A vector of possible values (TRUE or FALSE).

Details

These functions generate parameters that are useful when the model is based on trees or rules.

  • trees(): The number of trees contained in a random forest or boosted ensemble. In the latter case, this is equal to the number of boosting iterations. (See parsnip::rand_forest() and parsnip::boost_tree()).

  • min_n(): The minimum number of data points in a node that is required for the node to be split further. (See parsnip::rand_forest() and parsnip::boost_tree()).

  • sample_size(): The size of the data set used for modeling within an iteration of the modeling algorithm, such as stochastic gradient boosting. (See parsnip::boost_tree()).

  • sample_prop(): The same as sample_size() but as a proportion of the total sample.

  • loss_reduction(): The reduction in the loss function required to split further. (See parsnip::boost_tree()). This corresponds to gamma in xgboost.

  • tree_depth(): The maximum depth of the tree (i.e. number of splits). (See parsnip::boost_tree()).

  • prune(): A logical for whether a tree or set of rules should be pruned.

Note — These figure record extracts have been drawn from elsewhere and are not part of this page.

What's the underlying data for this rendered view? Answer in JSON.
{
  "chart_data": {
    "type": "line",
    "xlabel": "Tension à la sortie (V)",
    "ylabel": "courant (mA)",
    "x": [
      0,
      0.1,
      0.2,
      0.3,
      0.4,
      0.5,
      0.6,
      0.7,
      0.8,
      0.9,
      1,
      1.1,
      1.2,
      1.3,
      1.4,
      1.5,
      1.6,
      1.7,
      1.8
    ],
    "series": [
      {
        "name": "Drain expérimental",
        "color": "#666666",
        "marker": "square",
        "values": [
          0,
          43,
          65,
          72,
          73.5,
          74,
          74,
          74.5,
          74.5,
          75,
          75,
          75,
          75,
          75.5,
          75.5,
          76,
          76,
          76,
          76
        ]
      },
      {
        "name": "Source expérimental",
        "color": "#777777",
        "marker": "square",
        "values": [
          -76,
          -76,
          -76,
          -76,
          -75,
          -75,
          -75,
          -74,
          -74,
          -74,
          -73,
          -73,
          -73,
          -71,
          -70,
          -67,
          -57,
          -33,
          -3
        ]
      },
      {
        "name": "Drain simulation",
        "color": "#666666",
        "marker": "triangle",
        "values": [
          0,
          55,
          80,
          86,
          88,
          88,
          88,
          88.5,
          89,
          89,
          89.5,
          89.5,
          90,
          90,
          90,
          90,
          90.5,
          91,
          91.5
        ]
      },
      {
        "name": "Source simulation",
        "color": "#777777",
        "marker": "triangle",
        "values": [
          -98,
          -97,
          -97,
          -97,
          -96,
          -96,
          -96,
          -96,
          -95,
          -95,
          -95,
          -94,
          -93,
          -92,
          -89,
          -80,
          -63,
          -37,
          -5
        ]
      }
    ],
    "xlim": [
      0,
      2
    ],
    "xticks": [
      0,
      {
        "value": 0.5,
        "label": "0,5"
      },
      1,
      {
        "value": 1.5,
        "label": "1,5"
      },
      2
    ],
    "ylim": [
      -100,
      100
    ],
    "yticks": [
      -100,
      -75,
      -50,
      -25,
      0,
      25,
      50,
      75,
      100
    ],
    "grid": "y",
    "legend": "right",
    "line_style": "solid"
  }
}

  • cost_complexity(): The cost-complexity parameter in classical CART models.

Examples

trees()
#> # Trees (quantitative)
#> Range: [1, 2000]
min_n()
#> Minimal Node Size (quantitative)
#> Range: [2, 40]
sample_size()
#> # Observations Sampled (quantitative)
#> Range: [?, ?]
loss_reduction()
#> Minimum Loss Reduction (quantitative)
#> Transformer: log-10 [1e-100, Inf]
#> Range (transformed scale): [-10, 1.5]
tree_depth()
#> Tree Depth (quantitative)
#> Range: [1, 15]
prune()
#> Pruning  (qualitative)
#> 2 possible values include:
#> TRUE and FALSE 
cost_complexity()
#> Cost-Complexity Parameter (quantitative)
#> Transformer: log-10 [1e-100, Inf]
#> Range (transformed scale): [-10, -1]